Oakland Bulk & Oversized Terminal (OBOT) has sued the City of Oakland in federal court after facing strong opposition from environmentalists and others who oppose coal exports through the new bulk handling terminal OBOT wants to build.
OBOT accused the Oakland City Council of an “unconstitutional abuse of its power.”
OBOT is seeking an injunction against a city ordinance and resolution that prohibits the transportation and export of coal and petroleum coke (petcoke) to and through its planned rail and marine terminal currently in development on city land at the Port of Oakland.
The land is adjacent to, but not part of the Port of Oakland.
The lawsuit, filed in U.S. District Court in the Northern District of California (16-CV-7014), claims the ordinance and resolution are unconstitutional under the commerce clause of the United States Constitution and preempted by United States statutes, including the Interstate Commerce Commission Termination Act, the Hazardous Materials Transportation Act, and the Shipping Act of 1984.
OBOT said the justifications for the ban and purported benefits of the ordinance and resolution are “illusory” and “impose a burden on interstate and foreign commerce, are clearly excessive in relation to the purported local benefits, are not based on evidence of a substantial danger to residents of Oakland and neighbors or users of the terminal, and there are less restrictive measures that can and do control the purported health effects that are the purported basis of the ordinance and resolution.”
The company claims the Interstate Commerce Commission Termination Act vests the exclusive power to regulate rail transportation in the Surface Transportation Board of the United States – not the City of Oakland.

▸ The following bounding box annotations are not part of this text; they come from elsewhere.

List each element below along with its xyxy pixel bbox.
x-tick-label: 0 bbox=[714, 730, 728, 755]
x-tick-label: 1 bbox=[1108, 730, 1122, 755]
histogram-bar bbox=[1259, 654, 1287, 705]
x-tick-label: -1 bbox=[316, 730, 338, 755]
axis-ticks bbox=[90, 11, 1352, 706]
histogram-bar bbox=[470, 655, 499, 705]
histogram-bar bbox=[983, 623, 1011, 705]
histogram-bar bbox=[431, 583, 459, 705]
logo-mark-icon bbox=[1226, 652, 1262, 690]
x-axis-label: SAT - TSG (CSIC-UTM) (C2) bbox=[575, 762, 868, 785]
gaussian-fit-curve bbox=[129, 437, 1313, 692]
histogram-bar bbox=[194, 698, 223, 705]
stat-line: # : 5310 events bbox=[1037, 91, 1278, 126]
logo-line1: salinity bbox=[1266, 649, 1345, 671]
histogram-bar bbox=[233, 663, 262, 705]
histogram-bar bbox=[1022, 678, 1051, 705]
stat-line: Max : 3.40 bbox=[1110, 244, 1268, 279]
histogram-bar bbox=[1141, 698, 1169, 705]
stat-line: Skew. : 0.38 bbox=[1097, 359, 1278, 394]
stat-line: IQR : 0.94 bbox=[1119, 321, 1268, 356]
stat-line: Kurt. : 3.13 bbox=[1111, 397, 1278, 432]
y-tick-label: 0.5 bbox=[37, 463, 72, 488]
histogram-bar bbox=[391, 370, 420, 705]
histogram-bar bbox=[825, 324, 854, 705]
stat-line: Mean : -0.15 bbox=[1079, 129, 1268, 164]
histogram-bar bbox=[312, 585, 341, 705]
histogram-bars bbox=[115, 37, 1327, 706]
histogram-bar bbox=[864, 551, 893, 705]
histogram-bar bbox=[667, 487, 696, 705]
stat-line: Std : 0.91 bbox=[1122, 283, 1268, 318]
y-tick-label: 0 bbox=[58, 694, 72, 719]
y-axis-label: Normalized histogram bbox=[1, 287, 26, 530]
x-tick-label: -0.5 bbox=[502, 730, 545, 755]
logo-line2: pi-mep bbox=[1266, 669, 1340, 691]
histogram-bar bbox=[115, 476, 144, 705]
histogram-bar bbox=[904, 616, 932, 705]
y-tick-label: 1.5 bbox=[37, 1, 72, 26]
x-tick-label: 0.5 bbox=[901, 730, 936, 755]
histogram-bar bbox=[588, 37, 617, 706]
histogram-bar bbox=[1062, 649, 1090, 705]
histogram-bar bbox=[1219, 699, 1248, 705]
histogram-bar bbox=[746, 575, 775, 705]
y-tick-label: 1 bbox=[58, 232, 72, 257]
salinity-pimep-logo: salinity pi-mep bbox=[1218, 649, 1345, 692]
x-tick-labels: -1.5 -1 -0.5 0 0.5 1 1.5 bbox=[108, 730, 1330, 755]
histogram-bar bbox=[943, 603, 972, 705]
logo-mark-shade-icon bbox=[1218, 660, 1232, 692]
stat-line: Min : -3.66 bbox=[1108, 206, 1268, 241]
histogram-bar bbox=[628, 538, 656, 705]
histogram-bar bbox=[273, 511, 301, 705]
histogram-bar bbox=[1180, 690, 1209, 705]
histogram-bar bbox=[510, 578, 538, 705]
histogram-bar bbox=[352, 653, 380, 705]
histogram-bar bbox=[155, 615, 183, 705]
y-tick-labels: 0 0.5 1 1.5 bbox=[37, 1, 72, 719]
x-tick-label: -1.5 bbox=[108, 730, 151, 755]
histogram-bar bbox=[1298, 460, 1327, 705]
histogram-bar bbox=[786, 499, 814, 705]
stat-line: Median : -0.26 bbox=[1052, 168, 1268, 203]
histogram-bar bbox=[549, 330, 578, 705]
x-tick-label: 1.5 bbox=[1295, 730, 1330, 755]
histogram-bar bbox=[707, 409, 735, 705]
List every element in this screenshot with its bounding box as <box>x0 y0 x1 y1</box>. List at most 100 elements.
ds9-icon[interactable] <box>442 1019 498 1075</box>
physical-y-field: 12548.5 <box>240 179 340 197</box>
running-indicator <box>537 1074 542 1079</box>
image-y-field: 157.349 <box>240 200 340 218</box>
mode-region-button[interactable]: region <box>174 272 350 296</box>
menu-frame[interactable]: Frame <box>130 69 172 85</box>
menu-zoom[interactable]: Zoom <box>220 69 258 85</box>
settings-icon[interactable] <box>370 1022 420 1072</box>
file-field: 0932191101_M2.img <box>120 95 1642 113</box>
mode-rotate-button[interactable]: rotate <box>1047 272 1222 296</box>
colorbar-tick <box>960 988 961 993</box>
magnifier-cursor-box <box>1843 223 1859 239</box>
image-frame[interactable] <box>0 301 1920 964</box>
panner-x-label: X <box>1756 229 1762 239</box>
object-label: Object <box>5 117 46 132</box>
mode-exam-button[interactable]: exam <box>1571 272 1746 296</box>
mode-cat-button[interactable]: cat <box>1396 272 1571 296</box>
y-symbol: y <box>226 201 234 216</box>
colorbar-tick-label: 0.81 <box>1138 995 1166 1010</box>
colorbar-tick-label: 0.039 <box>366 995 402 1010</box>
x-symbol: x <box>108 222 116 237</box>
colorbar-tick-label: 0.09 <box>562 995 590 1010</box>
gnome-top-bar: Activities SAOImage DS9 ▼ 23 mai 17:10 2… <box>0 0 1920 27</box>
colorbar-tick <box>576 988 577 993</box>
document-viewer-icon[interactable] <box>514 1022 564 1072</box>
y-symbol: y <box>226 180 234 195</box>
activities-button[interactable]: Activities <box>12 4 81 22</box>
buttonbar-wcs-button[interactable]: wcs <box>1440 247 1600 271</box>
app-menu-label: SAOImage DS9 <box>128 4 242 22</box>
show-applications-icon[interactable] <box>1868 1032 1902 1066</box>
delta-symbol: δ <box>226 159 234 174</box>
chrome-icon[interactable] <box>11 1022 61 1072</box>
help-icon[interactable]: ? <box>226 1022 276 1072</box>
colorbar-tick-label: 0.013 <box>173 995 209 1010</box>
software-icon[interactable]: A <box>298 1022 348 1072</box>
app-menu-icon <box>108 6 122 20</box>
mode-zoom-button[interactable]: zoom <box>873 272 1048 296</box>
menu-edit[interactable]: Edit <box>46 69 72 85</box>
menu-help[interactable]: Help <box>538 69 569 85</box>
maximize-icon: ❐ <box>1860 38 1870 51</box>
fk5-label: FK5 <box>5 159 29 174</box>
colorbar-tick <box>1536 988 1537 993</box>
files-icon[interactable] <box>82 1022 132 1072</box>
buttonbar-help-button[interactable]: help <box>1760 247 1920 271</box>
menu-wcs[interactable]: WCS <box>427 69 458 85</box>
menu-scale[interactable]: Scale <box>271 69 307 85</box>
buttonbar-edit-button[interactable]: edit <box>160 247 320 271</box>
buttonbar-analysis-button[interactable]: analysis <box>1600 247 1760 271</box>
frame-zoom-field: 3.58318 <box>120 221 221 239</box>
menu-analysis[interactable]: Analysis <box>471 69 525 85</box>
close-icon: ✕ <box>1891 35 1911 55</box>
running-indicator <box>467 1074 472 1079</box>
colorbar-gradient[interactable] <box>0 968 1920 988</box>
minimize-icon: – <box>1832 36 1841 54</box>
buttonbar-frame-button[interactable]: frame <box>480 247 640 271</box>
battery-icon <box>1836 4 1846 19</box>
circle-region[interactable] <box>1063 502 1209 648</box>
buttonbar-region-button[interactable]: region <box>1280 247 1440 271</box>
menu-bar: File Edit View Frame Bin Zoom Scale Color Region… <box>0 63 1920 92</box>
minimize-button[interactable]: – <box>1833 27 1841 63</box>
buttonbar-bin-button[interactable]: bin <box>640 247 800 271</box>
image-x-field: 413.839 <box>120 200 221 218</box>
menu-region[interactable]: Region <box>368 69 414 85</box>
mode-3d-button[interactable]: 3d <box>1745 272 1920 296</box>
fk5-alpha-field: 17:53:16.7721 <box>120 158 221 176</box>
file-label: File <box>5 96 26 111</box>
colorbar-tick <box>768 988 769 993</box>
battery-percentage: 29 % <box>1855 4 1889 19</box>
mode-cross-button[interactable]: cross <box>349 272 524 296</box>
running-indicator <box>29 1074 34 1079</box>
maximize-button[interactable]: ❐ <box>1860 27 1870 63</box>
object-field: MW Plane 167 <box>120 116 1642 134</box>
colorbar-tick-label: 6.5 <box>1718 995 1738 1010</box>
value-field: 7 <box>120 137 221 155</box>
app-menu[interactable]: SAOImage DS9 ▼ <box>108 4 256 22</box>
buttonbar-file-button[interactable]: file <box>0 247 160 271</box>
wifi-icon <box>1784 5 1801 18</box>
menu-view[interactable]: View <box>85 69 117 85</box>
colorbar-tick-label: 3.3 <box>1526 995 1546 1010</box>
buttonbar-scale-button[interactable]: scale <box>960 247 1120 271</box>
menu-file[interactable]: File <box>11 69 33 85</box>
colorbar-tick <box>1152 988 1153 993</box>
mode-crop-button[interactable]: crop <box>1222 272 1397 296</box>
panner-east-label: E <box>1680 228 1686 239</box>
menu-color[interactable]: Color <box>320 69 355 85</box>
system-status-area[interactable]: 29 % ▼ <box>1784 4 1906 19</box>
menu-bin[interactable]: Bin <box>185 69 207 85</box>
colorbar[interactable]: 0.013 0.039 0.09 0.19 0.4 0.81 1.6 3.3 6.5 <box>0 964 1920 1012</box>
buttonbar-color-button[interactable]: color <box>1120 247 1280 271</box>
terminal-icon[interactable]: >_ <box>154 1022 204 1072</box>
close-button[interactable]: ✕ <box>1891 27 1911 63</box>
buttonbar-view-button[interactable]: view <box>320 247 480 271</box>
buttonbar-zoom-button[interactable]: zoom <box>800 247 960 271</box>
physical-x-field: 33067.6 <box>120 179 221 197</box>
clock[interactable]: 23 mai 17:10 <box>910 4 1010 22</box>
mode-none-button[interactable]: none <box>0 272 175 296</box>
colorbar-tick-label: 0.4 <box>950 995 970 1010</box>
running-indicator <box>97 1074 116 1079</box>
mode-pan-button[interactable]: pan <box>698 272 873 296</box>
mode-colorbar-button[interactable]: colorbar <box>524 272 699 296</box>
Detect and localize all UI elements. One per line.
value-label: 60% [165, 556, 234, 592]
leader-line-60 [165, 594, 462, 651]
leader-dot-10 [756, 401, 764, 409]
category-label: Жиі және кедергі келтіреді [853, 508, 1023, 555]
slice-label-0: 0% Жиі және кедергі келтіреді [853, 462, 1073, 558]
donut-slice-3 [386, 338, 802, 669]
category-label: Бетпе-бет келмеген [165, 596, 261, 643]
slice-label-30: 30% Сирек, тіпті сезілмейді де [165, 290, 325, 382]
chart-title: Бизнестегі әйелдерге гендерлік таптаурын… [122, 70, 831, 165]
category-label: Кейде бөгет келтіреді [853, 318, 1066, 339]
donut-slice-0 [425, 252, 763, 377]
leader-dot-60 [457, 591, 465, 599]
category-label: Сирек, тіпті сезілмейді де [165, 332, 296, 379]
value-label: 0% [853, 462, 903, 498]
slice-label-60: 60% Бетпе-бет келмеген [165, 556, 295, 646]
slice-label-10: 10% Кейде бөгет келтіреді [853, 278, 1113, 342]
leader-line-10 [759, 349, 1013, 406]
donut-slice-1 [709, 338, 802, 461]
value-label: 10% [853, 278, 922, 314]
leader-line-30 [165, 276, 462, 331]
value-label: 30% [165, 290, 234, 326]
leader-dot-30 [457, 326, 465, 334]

The company also said that the Hazardous Materials Transportation Act vests the United States Secretary of Transportation – and not the city – the authority to determine what materials warrant “hazardous” designations and restrictions or prohibitions in interstate and intrastate transportation.
Further, it says the Shipping Act of 1984 prohibits discrimination in shipping of the kind required by the ordinance.